I picked it up again, normalized the data, and now there's a database that can be queried through a SQL view that matches the headings in the original CSVs. I'm proud of the script I created to export the data, as well as automatically compress the artifact, make the diagrams and checksums, etc.
This is my first time building up a big database, does my schema seem sane? I've been considering switching the counts from REALs to TEXT, since then SQLite's decimal extension can do exact calculations, but considering there's only one or two places after the decimal points in the data, I'm not sure if it's worth it space-wise.
It would also be very helpful, imho, to indicate keys and indexes, perhaps by modifying your schema diagram, or simply (and maybe better), just dump the actual SQL schema definition (i.e. the output from sqlite3's ".schema" command)
I had a clear end goal in mind, a smallish database I can query for municipality data easily, but in the middle of a project I started to miss the forest for the trees thinking about every theoretical use case. I think I achieved my goal, but it would've been better to keep my end goal in mind.
The schema diagram is limited, I agree. The tool I was using has no options, so I might switch to another library and do more manual work, or otherwise indicate it in text as you mentioned. The diagram does show primary and foreign key relations, it just might not be clear.
First, I have to find the characteristic I'm looking for:
SELECT id, description FROM characteristic WHERE description LIKE "%Inuktitut%";
I can see what I'm looking for, id 455, which is "Total - Mother tongue for the total population excluding institutional residents - 100% data; Single responses; Non-official languages; Indigenous languages; Inuktut (Inuit) languages; Inuktitut" (since these characteristics have parents and children, I can build up a graph with a CTE, which could be useful).To use it, I query the view with:
SELECT geo_name, c1_count_total, c2_count_men, c3_count_women FROM cview
WHERE geo_level_name = 'Census subdivision' -- Roughly a municipality
AND characteristic_id = 455
AND c1_count_total > 1500 -- Total count (speakers, in this case)

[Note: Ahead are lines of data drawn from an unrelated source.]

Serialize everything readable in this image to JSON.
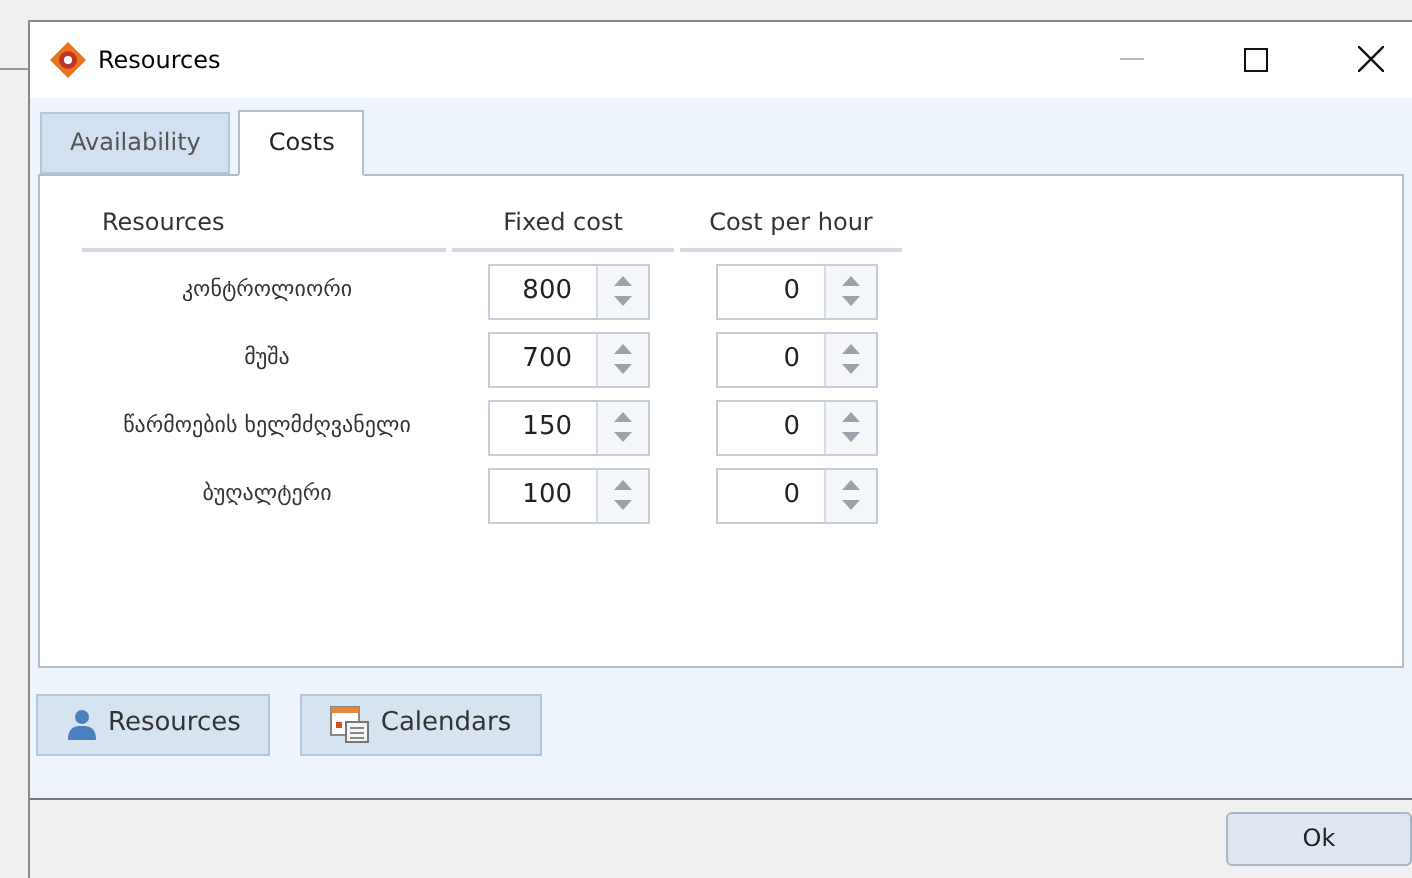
{
  "window": {
    "title": "Resources"
  },
  "tabs": [
    {
      "label": "Availability",
      "selected": false
    },
    {
      "label": "Costs",
      "selected": true
    }
  ],
  "table": {
    "columns": [
      "Resources",
      "Fixed cost",
      "Cost per hour"
    ],
    "rows": [
      {
        "name": "კონტროლიორი",
        "fixed_cost": "800",
        "cost_per_hour": "0"
      },
      {
        "name": "მუშა",
        "fixed_cost": "700",
        "cost_per_hour": "0"
      },
      {
        "name": "წარმოების ხელმძღვანელი",
        "fixed_cost": "150",
        "cost_per_hour": "0"
      },
      {
        "name": "ბუღალტერი",
        "fixed_cost": "100",
        "cost_per_hour": "0"
      }
    ]
  },
  "buttons": [
    {
      "label": "Resources",
      "kind": "person"
    },
    {
      "label": "Calendars",
      "kind": "calendar"
    }
  ],
  "footer": {
    "ok": "Ok"
  }
}
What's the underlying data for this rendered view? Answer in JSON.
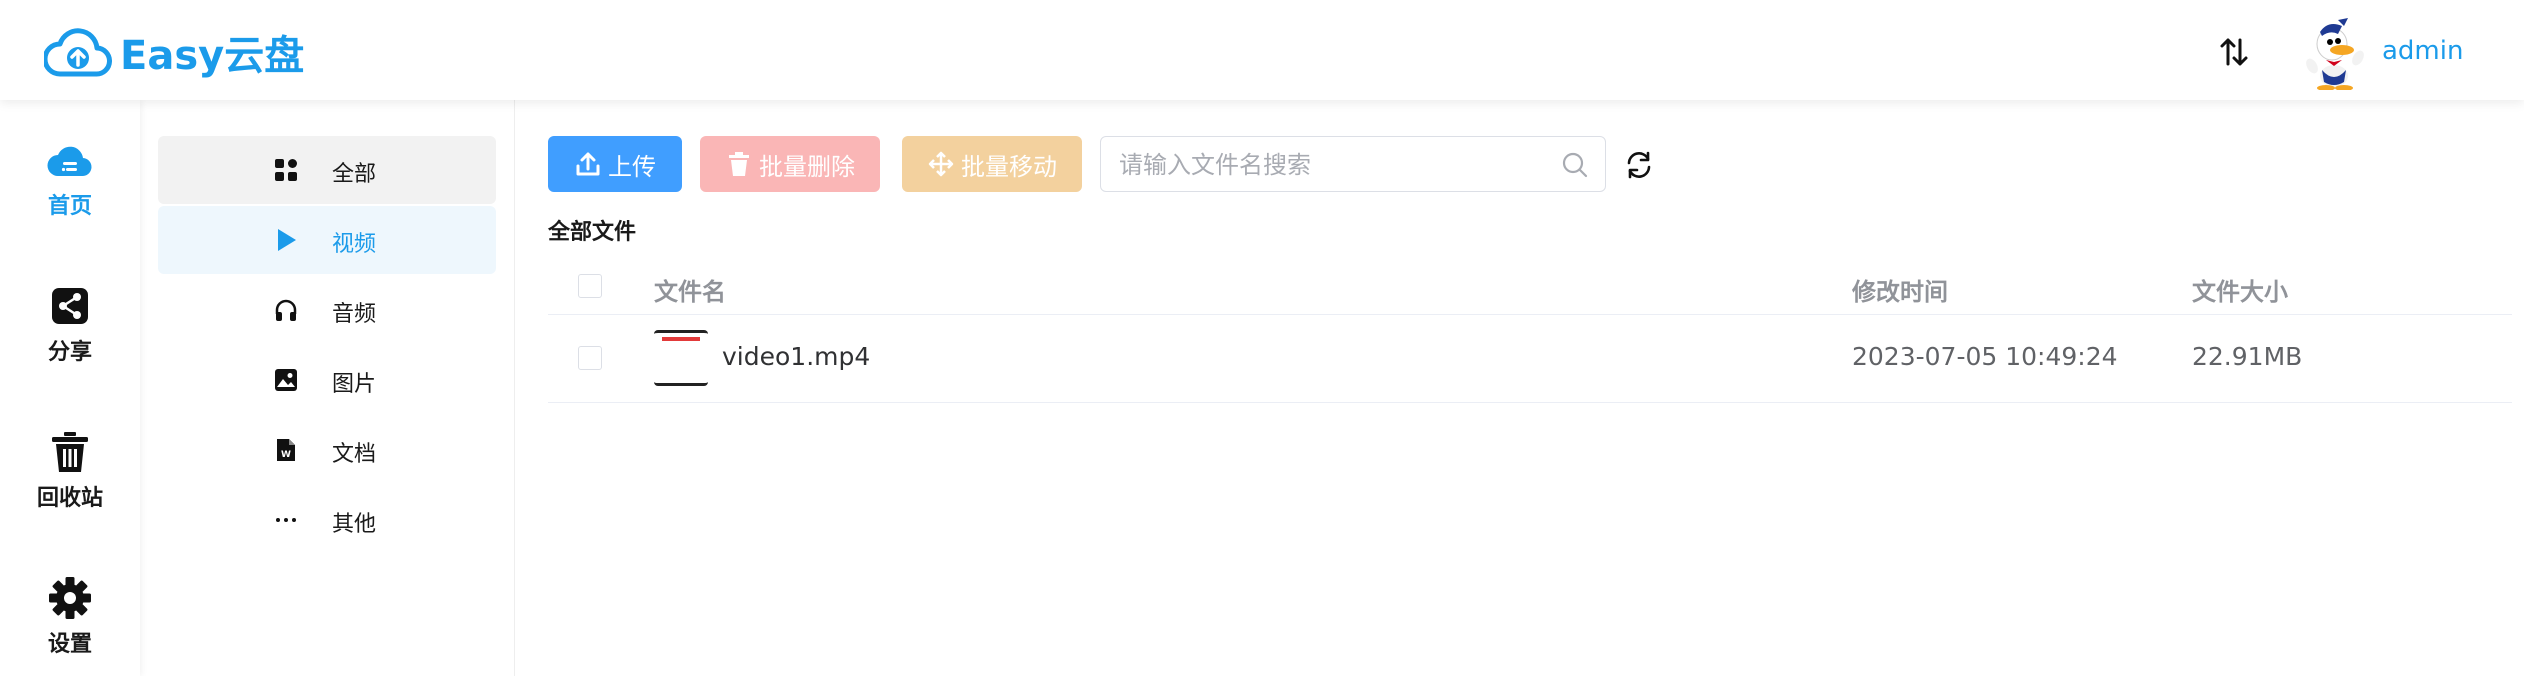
{
  "app": {
    "name": "Easy云盘",
    "brand_color": "#1b9bea"
  },
  "header": {
    "transfer_icon": "sort-arrows-icon",
    "user_name": "admin"
  },
  "rail": {
    "items": [
      {
        "label": "首页",
        "icon": "cloud-home-icon",
        "active": true
      },
      {
        "label": "分享",
        "icon": "share-icon",
        "active": false
      },
      {
        "label": "回收站",
        "icon": "trash-icon",
        "active": false
      },
      {
        "label": "设置",
        "icon": "gear-icon",
        "active": false
      }
    ]
  },
  "submenu": {
    "items": [
      {
        "label": "全部",
        "icon": "grid-icon"
      },
      {
        "label": "视频",
        "icon": "play-icon"
      },
      {
        "label": "音频",
        "icon": "headphones-icon"
      },
      {
        "label": "图片",
        "icon": "image-icon"
      },
      {
        "label": "文档",
        "icon": "word-doc-icon"
      },
      {
        "label": "其他",
        "icon": "more-dots-icon"
      }
    ],
    "active_index": 1
  },
  "toolbar": {
    "upload_label": "上传",
    "batch_delete_label": "批量删除",
    "batch_move_label": "批量移动",
    "search_placeholder": "请输入文件名搜索"
  },
  "breadcrumb": "全部文件",
  "table": {
    "columns": [
      "文件名",
      "修改时间",
      "文件大小"
    ],
    "rows": [
      {
        "name": "video1.mp4",
        "modified": "2023-07-05 10:49:24",
        "size": "22.91MB"
      }
    ]
  },
  "colors": {
    "upload": "#409eff",
    "delete": "#fab6b6",
    "move": "#f3d19e"
  }
}
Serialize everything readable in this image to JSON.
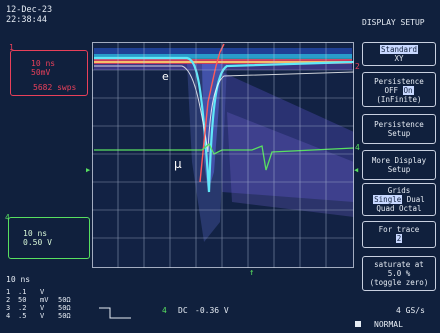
{
  "header": {
    "date": "12-Dec-23",
    "time": "22:38:44"
  },
  "ch_red": {
    "number": "1",
    "timebase": "10 ns",
    "volts": "50mV",
    "sweeps": "5682 swps",
    "color": "#e8405a"
  },
  "ch_green": {
    "number": "4",
    "timebase": "10 ns",
    "volts": "0.50 V",
    "color": "#58e060"
  },
  "footer": {
    "timebase": "10 ns",
    "channels": [
      {
        "n": "1",
        "v": ".1",
        "u": "V",
        "imp": ""
      },
      {
        "n": "2",
        "v": "50",
        "u": "mV",
        "imp": "50Ω"
      },
      {
        "n": "3",
        "v": ".2",
        "u": "V",
        "imp": "50Ω"
      },
      {
        "n": "4",
        "v": ".5",
        "u": "V",
        "imp": "50Ω"
      }
    ],
    "trigger_channel": "4",
    "trigger_coupling": "DC",
    "trigger_level": "-0.36 V",
    "sample_rate": "4 GS/s",
    "mode": "NORMAL"
  },
  "waveform_labels": {
    "electron": "e",
    "muon": "μ"
  },
  "menu": {
    "title": "DISPLAY SETUP",
    "display_mode": {
      "option1": "Standard",
      "option2": "XY"
    },
    "persistence": {
      "title": "Persistence",
      "off": "OFF",
      "on": "On",
      "mode": "(InFinite)"
    },
    "persistence_setup": {
      "line1": "Persistence",
      "line2": "Setup"
    },
    "more_display": {
      "line1": "More Display",
      "line2": "Setup"
    },
    "grids": {
      "title": "Grids",
      "single": "Single",
      "dual": "Dual",
      "quad": "Quad",
      "octal": "Octal"
    },
    "for_trace": {
      "title": "For trace",
      "value": "2"
    },
    "saturate": {
      "line1": "saturate at",
      "line2": "5.0 %",
      "line3": "(toggle zero)"
    }
  }
}
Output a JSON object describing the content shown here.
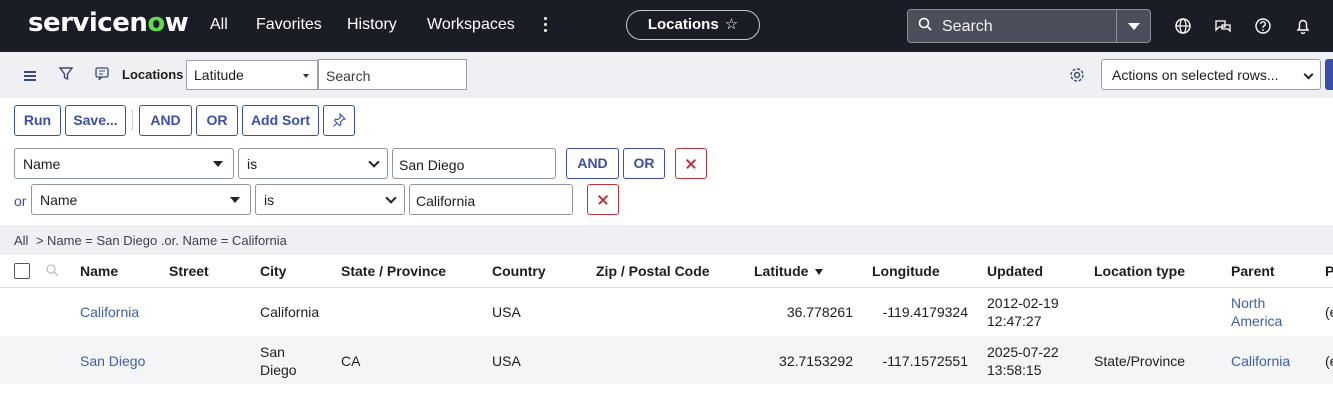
{
  "header": {
    "brand": "servicenow",
    "nav": [
      "All",
      "Favorites",
      "History",
      "Workspaces"
    ],
    "context_title": "Locations",
    "search_placeholder": "Search"
  },
  "listbar": {
    "title": "Locations",
    "search_field": "Latitude",
    "search_placeholder": "Search",
    "actions": "Actions on selected rows..."
  },
  "filter": {
    "buttons": {
      "run": "Run",
      "save": "Save...",
      "and": "AND",
      "or": "OR",
      "add_sort": "Add Sort"
    },
    "conditions": [
      {
        "field": "Name",
        "operator": "is",
        "value": "San Diego"
      },
      {
        "prefix": "or",
        "field": "Name",
        "operator": "is",
        "value": "California"
      }
    ],
    "and_label": "AND",
    "or_label": "OR"
  },
  "breadcrumb": {
    "all": "All",
    "separator": ">",
    "condition": "Name = San Diego .or. Name = California"
  },
  "table": {
    "columns": [
      "Name",
      "Street",
      "City",
      "State / Province",
      "Country",
      "Zip / Postal Code",
      "Latitude",
      "Longitude",
      "Updated",
      "Location type",
      "Parent",
      "P"
    ],
    "rows": [
      {
        "name": "California",
        "street": "",
        "city": "California",
        "state": "",
        "country": "USA",
        "zip": "",
        "latitude": "36.778261",
        "longitude": "-119.4179324",
        "updated_date": "2012-02-19",
        "updated_time": "12:47:27",
        "location_type": "",
        "parent_line1": "North",
        "parent_line2": "America",
        "extra": "(e"
      },
      {
        "name": "San Diego",
        "street": "",
        "city_line1": "San",
        "city_line2": "Diego",
        "state": "CA",
        "country": "USA",
        "zip": "",
        "latitude": "32.7153292",
        "longitude": "-117.1572551",
        "updated_date": "2025-07-22",
        "updated_time": "13:58:15",
        "location_type": "State/Province",
        "parent": "California",
        "extra": "(e"
      }
    ]
  },
  "colors": {
    "topbar": "#1a1d26",
    "accent": "#3c4fa8",
    "brand_o": "#62d84e",
    "remove": "#c0313a"
  }
}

ORDER BY c1_count_total DESC;
Which gives: ┌─────────────────────────────────────┬────────────────┬──────────────┬────────────────┐
│ geo_name │ c1_count_total │ c2_count_men │ c3_count_women │
├─────────────────────────────────────┼────────────────┼──────────────┼────────────────┤
│ 'Arviat, Hamlet (HAM)' │ 2465.0 │ 1235.0 │ 1235.0 │
│ 'Iqaluit, City (CY)' │ 2195.0 │ 985.0 │ 1215.0 │
│ 'Puvirnituq, Village nordique (VN)' │ 1965.0 │ 940.0 │ 1030.0 │
│ 'Igloolik, Hamlet (HAM)' │ 1820.0 │ 975.0 │ 845.0 │
│ 'Inukjuak, Village nordique (VN)' │ 1745.0 │ 910.0 │ 835.0 │
│ 'Kuujjuaq, Village nordique (VN)' │ 1745.0 │ 795.0 │ 945.0 │
└─────────────────────────────────────┴────────────────┴──────────────┴────────────────┘
So it appears to work as intended (although the men+women count isn't exactly the same as the total count, I suspect that's some StatCan wierdness that I'll have to look at). It's slow, but I'm not too worried about that, it's not meant for fast real time queries, and I can always add indexes later especially since it's now a read-only database in practice.My main concerns are regarding the schema and use of REALs and NULLs. Where there are empty strings in the CSV, I have NULLs in the database. I suspect that's the best move, but I suspect having REALs instead of DECIMALs (ie. TEXT processed with the SQLite extension) may be the wrong abstraction. For my usecase, I think the database covers all of my needs except having the areas associated with a province/territory, although I know which dataset I would need for that information and that will likely be in a future iteration of the database.
I say "it appears to work" because I'm not sure the best way to test the data in the database without reimplementing the parsing and rechecking every row in each CSV against the database. I'm wary of blindly trusting the data is correct and all there.